Tiempo ha habido para lamentarlo. Porque desde entonces Sadam no ha dejado pasar oportunidad alguna para socavar los acuerdos que le fueron impuestos después de la guerra y continuar sus intentos de hacerse con armas de destrucción masiva que los dictados que se le hicieron tras su derrota intentaban impedir.

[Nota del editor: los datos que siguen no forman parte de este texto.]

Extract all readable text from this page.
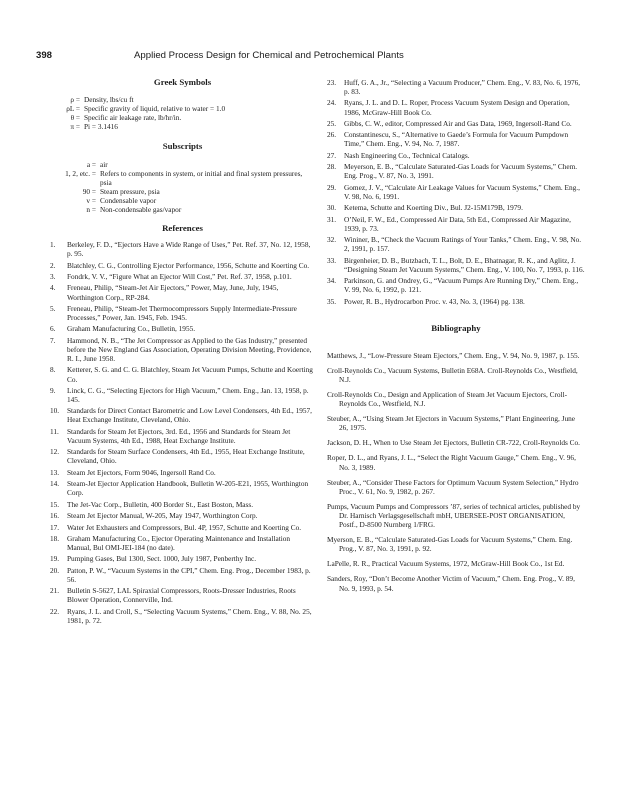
398	Applied Process Design for Chemical and Petrochemical Plants
Greek Symbols
ρ = Density, lbs/cu ft
ρL = Specific gravity of liquid, relative to water = 1.0
θ = Specific air leakage rate, lb/hr/in.
π = Pi = 3.1416
Subscripts
a = air
1, 2, etc. = Refers to components in system, or initial and final system pressures, psia
90 = Steam pressure, psia
v = Condensable vapor
n = Non-condensable gas/vapor
References
1. Berkeley, F. D., “Ejectors Have a Wide Range of Uses,” Pet. Ref. 37, No. 12, 1958, p. 95.
2. Blatchley, C. G., Controlling Ejector Performance, 1956, Schutte and Koerting Co.
3. Fondrk, V. V., “Figure What an Ejector Will Cost,” Pet. Ref. 37, 1958, p.101.
4. Freneau, Philip, “Steam-Jet Air Ejectors,” Power, May, June, July, 1945, Worthington Corp., RP-284.
5. Freneau, Philip, “Steam-Jet Thermocompressors Supply Intermediate-Pressure Processes,” Power, Jan. 1945, Feb. 1945.
6. Graham Manufacturing Co., Bulletin, 1955.
7. Hammond, N. B., “The Jet Compressor as Applied to the Gas Industry,” presented before the New England Gas Association, Operating Division Meeting, Providence, R. I., June 1958.
8. Ketterer, S. G. and C. G. Blatchley, Steam Jet Vacuum Pumps, Schutte and Koerting Co.
9. Linck, C. G., “Selecting Ejectors for High Vacuum,” Chem. Eng., Jan. 13, 1958, p. 145.
10. Standards for Direct Contact Barometric and Low Level Condensers, 4th Ed., 1957, Heat Exchange Institute, Cleveland, Ohio.
11. Standards for Steam Jet Ejectors, 3rd. Ed., 1956 and Standards for Steam Jet Vacuum Systems, 4th Ed., 1988, Heat Exchange Institute.
12. Standards for Steam Surface Condensers, 4th Ed., 1955, Heat Exchange Institute, Cleveland, Ohio.
13. Steam Jet Ejectors, Form 9046, Ingersoll Rand Co.
14. Steam-Jet Ejector Application Handbook, Bulletin W-205-E21, 1955, Worthington Corp.
15. The Jet-Vac Corp., Bulletin, 400 Border St., East Boston, Mass.
16. Steam Jet Ejector Manual, W-205, May 1947, Worthington Corp.
17. Water Jet Exhausters and Compressors, Bul. 4P, 1957, Schutte and Koerting Co.
18. Graham Manufacturing Co., Ejector Operating Maintenance and Installation Manual, Bul OMI-JEI-184 (no date).
19. Pumping Gases, Bul 1300, Sect. 1000, July 1987, Penberthy Inc.
20. Patton, P. W., “Vacuum Systems in the CPI,” Chem. Eng. Prog., December 1983, p. 56.
21. Bulletin S-5627, LAL Spiraxial Compressors, Roots-Dresser Industries, Roots Blower Operation, Connerville, Ind.
22. Ryans, J. L. and Croll, S., “Selecting Vacuum Systems,” Chem. Eng., V. 88, No. 25, 1981, p. 72.
23. Huff, G. A., Jr., “Selecting a Vacuum Producer,” Chem. Eng., V. 83, No. 6, 1976, p. 83.
24. Ryans, J. L. and D. L. Roper, Process Vacuum System Design and Operation, 1986, McGraw-Hill Book Co.
25. Gibbs, C. W., editor, Compressed Air and Gas Data, 1969, Ingersoll-Rand Co.
26. Constantinescu, S., “Alternative to Gaede’s Formula for Vacuum Pumpdown Time,” Chem. Eng., V. 94, No. 7, 1987.
27. Nash Engineering Co., Technical Catalogs.
28. Meyerson, E. B., “Calculate Saturated-Gas Loads for Vacuum Systems,” Chem. Eng. Prog., V. 87, No. 3, 1991.
29. Gomez, J. V., “Calculate Air Leakage Values for Vacuum Systems,” Chem. Eng., V. 98, No. 6, 1991.
30. Ketema, Schutte and Koerting Div., Bul. J2-15M179B, 1979.
31. O’Neil, F. W., Ed., Compressed Air Data, 5th Ed., Compressed Air Magazine, 1939, p. 73.
32. Wininer, B., “Check the Vacuum Ratings of Your Tanks,” Chem. Eng., V. 98, No. 2, 1991, p. 157.
33. Birgenheier, D. B., Butzbach, T. L., Bolt, D. E., Bhatnagar, R. K., and Aglitz, J. “Designing Steam Jet Vacuum Systems,” Chem. Eng., V. 100, No. 7, 1993, p. 116.
34. Parkinson, G. and Ondrey, G., “Vacuum Pumps Are Running Dry,” Chem. Eng., V. 99, No. 6, 1992, p. 121.
35. Power, R. B., Hydrocarbon Proc. v. 43, No. 3, (1964) pg. 138.
Bibliography
Matthews, J., “Low-Pressure Steam Ejectors,” Chem. Eng., V. 94, No. 9, 1987, p. 155.
Croll-Reynolds Co., Vacuum Systems, Bulletin E68A. Croll-Reynolds Co., Westfield, N.J.
Croll-Reynolds Co., Design and Application of Steam Jet Vacuum Ejectors, Croll-Reynolds Co., Westfield, N.J.
Steuber, A., “Using Steam Jet Ejectors in Vacuum Systems,” Plant Engineering, June 26, 1975.
Jackson, D. H., When to Use Steam Jet Ejectors, Bulletin CR-722, Croll-Reynolds Co.
Roper, D. L., and Ryans, J. L., “Select the Right Vacuum Gauge,” Chem. Eng., V. 96, No. 3, 1989.
Steuber, A., “Consider These Factors for Optimum Vacuum System Selection,” Hydro Proc., V. 61, No. 9, 1982, p. 267.
Pumps, Vacuum Pumps and Compressors ’87, series of technical articles, published by Dr. Harnisch Verlagsgesellschaft mbH, UBERSEE-POST ORGANISATION, Postf., D-8500 Nurnberg 1/FRG.
Myerson, E. B., “Calculate Saturated-Gas Loads for Vacuum Systems,” Chem. Eng. Prog., V. 87, No. 3, 1991, p. 92.
LaPelle, R. R., Practical Vacuum Systems, 1972, McGraw-Hill Book Co., 1st Ed.
Sanders, Roy, “Don’t Become Another Victim of Vacuum,” Chem. Eng. Prog., V. 89, No. 9, 1993, p. 54.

Ahora, Sadam Husein se ha propuesto echar un pulso al Consejo de Seguridad de la ONU porque cree poder provocar una división en el mismo ante el dilema de volver a utilizar o no las armas en este conflicto. Dicha división se debe, ante todo, al bloqueo impuesto a Irak desde el final de la guerra y que, de hecho, está teniendo consecuencias catastróficas para la población. El hijo de Sadam, herido en atentado, tuvo en su tratamiento problemas derivados de la falta de medicación. Pero los iraquíes, sobre todo los niños, mueren diariamente por estas carencias.

El embargo a Irak fue impuesto para debilitar a Sadam Husein y fomentar la contestación a su régimen. Y ha fracasado rotundamente. No ha ayudado a derrocar al dictador, ha dividido al frente internacional movilizado contra este canalla de uniforme y ha causado un ingente número de víctimas en la población y un sufrimiento inenarrable. Los iraquíes se han visto condenados a soportar a Sadam y las terribles privaciones que el embargo les impone.

El bloqueo a Irak es inútil. Pero, además, es inmoral. Y es hora, por tanto, abandonar esta política que sólo acosa al inocente. Si hay que derrocar a Sadam, y todo indica que hay que hacerlo, atáquesele ya, directamente, a él y a su banda de forajidos uniformados. Él sólo puede mejorar cuando haya sido depuesto. E Irak también.